Protective Effect of Cannabidiol Against Oxidative Stress and Cytotoxicity Evoked by High Glucose in Cardiac Voltage-Gated Sodium Channels

Abstract

Cardiovascular complications are the major cause of mortality in diabetic patients. However, the molecular mechanisms underlying diabetes-associated arrhythmias are unclear. We hypothesized that high glucose could adversely affect Nav1.5, the major cardiac sodium channel isoform, at least partially via oxidative stress. We further hypothesized that cannabidiol (CBD), one of the main constituents of Cannabis sativa, could guard against diabetes induced cardiomyopathy. We postulated that CBD, through its effects on Nav1.5, could protect against high glucose elicited oxidative stress and cytotoxicity. To test these ideas, we used Chinese hamster ovarian (CHO) cells transiently transfected with cDNA encoding Nav1.5 α-subunit and incubated the cells in control (10 mM) and high glucose (50 or 100 mM) conditions for 24 hours. High glucose evoked cell death associated with elevation in reactive oxygen species (ROS), right shifted the voltage dependence of conductance and steady state fast inactivation, and increased persistent current leading to prolongation of action potential (hyperexcitability) which could result in long QT-3 arrhythmia.
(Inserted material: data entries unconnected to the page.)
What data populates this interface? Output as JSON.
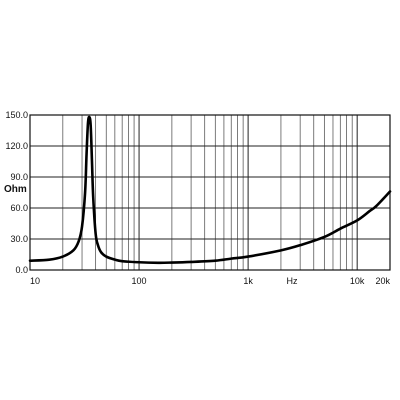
{
  "chart_data": {
    "type": "line",
    "title": "",
    "xlabel": "Hz",
    "ylabel": "Ohm",
    "x_scale": "log",
    "xlim": [
      10,
      20000
    ],
    "ylim": [
      0,
      150
    ],
    "grid": true,
    "x_tick_labels": [
      {
        "value": 10,
        "label": "10"
      },
      {
        "value": 100,
        "label": "100"
      },
      {
        "value": 1000,
        "label": "1k"
      },
      {
        "value": 10000,
        "label": "10k"
      },
      {
        "value": 20000,
        "label": "20k"
      }
    ],
    "y_tick_labels": [
      {
        "value": 0,
        "label": "0.0"
      },
      {
        "value": 30,
        "label": "30.0"
      },
      {
        "value": 60,
        "label": "60.0"
      },
      {
        "value": 90,
        "label": "90.0"
      },
      {
        "value": 120,
        "label": "120.0"
      },
      {
        "value": 150,
        "label": "150.0"
      }
    ],
    "series": [
      {
        "name": "",
        "x": [
          10,
          15,
          20,
          25,
          28,
          30,
          32,
          33,
          34,
          35,
          36,
          37,
          38,
          40,
          42,
          45,
          50,
          60,
          70,
          100,
          150,
          200,
          300,
          500,
          700,
          1000,
          2000,
          3000,
          5000,
          7000,
          10000,
          13000,
          15000,
          20000
        ],
        "y": [
          9,
          10,
          13,
          19,
          28,
          42,
          75,
          112,
          142,
          148,
          140,
          105,
          70,
          35,
          24,
          17,
          13,
          10,
          8.5,
          7.5,
          7,
          7.2,
          7.8,
          9,
          11,
          13,
          19,
          24,
          32,
          40,
          48,
          57,
          62,
          76
        ]
      }
    ]
  }
}
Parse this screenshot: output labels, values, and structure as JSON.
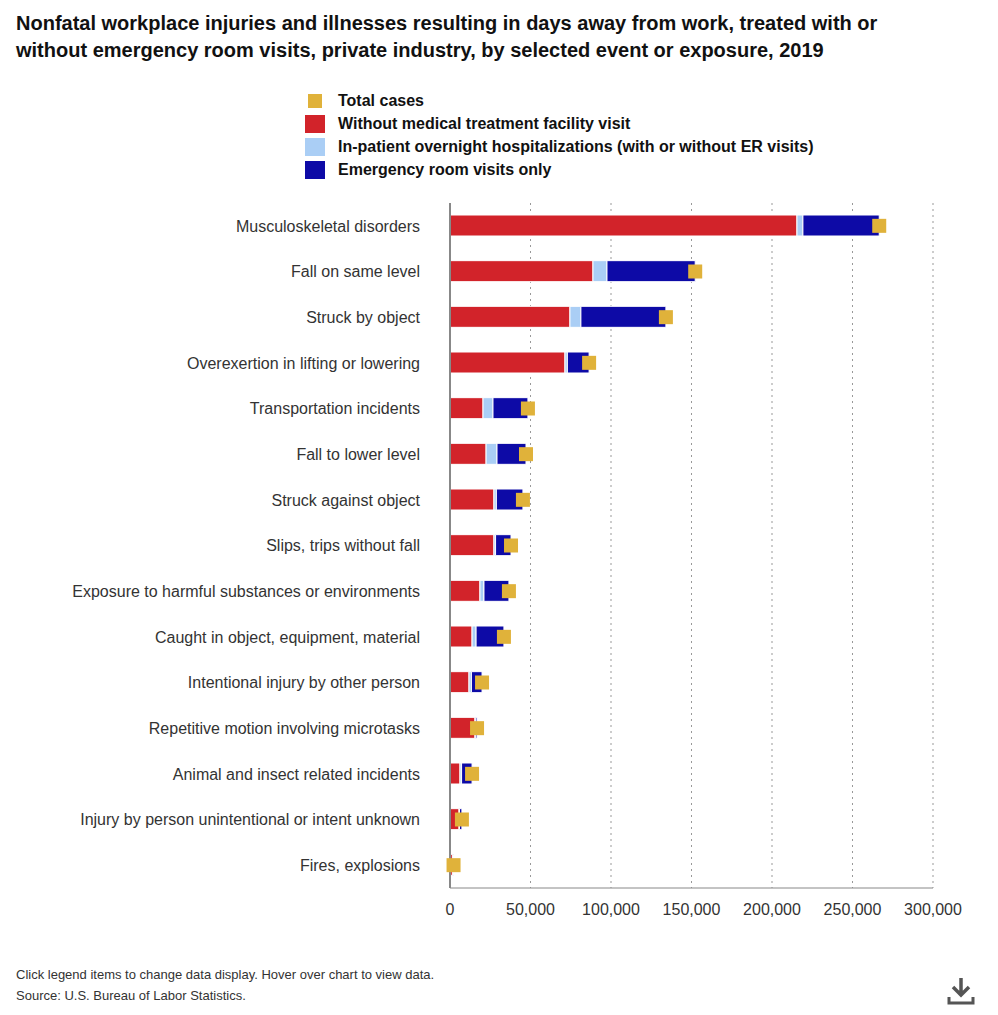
{
  "chart_data": {
    "type": "bar",
    "title": "Nonfatal workplace injuries and illnesses resulting in days away from work, treated with or without emergency room visits, private industry, by selected event or exposure, 2019",
    "orientation": "horizontal",
    "stacked": true,
    "grid": true,
    "legend": "top",
    "categories": [
      "Musculoskeletal disorders",
      "Fall on same level",
      "Struck by object",
      "Overexertion in lifting or lowering",
      "Transportation incidents",
      "Fall to lower level",
      "Struck against object",
      "Slips, trips without fall",
      "Exposure to harmful substances or environments",
      "Caught in object, equipment, material",
      "Intentional injury by other person",
      "Repetitive motion involving microtasks",
      "Animal and insect related incidents",
      "Injury by person unintentional or intent unknown",
      "Fires, explosions"
    ],
    "series": [
      {
        "name": "Total cases",
        "type": "scatter",
        "marker": "square",
        "color": "#e0b23a",
        "values": [
          266600,
          152300,
          134100,
          86400,
          48400,
          47200,
          45300,
          37900,
          36600,
          33500,
          19900,
          16800,
          13700,
          7400,
          2200
        ]
      },
      {
        "name": "Without medical treatment facility visit",
        "type": "bar",
        "color": "#d2232a",
        "values": [
          215500,
          88800,
          74500,
          71400,
          20500,
          22400,
          27300,
          27300,
          18600,
          13700,
          11800,
          15500,
          6200,
          5600,
          1500
        ]
      },
      {
        "name": "In-patient overnight hospitalizations (with or without ER visits)",
        "type": "bar",
        "color": "#aacef5",
        "values": [
          3700,
          8700,
          6800,
          1500,
          6200,
          6800,
          1500,
          1000,
          2500,
          2500,
          1500,
          500,
          1000,
          300,
          300
        ]
      },
      {
        "name": "Emergency room visits only",
        "type": "bar",
        "color": "#0d0aa6",
        "values": [
          47400,
          54800,
          52800,
          13500,
          21700,
          18000,
          16500,
          9600,
          15500,
          17300,
          6600,
          800,
          6500,
          1500,
          400
        ]
      }
    ],
    "xlim": [
      0,
      300000
    ],
    "xticks": [
      0,
      {
        "value": 50000,
        "label": "50,000"
      },
      {
        "value": 100000,
        "label": "100,000"
      },
      {
        "value": 150000,
        "label": "150,000"
      },
      {
        "value": 200000,
        "label": "200,000"
      },
      {
        "value": 250000,
        "label": "250,000"
      },
      {
        "value": 300000,
        "label": "300,000"
      }
    ],
    "annotations": [
      "Click legend items to change data display. Hover over chart to view data.",
      "Source: U.S. Bureau of Labor Statistics."
    ]
  }
}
CBD mitigated the deleterious effects provoked by high glucose. Perfusion with lidocaine (a sodium channels inhibitor with anti-oxidant effects), or co-incubation of Tempol (an anti-oxidant) elicited protection, comparable to CBD, against the deleterious effects of high glucose. These findings suggest that, through its favorable anti-oxidant and sodium channel inhibitory effects, CBD may protect against high-glucose induced arrhythmia and cytotoxicity.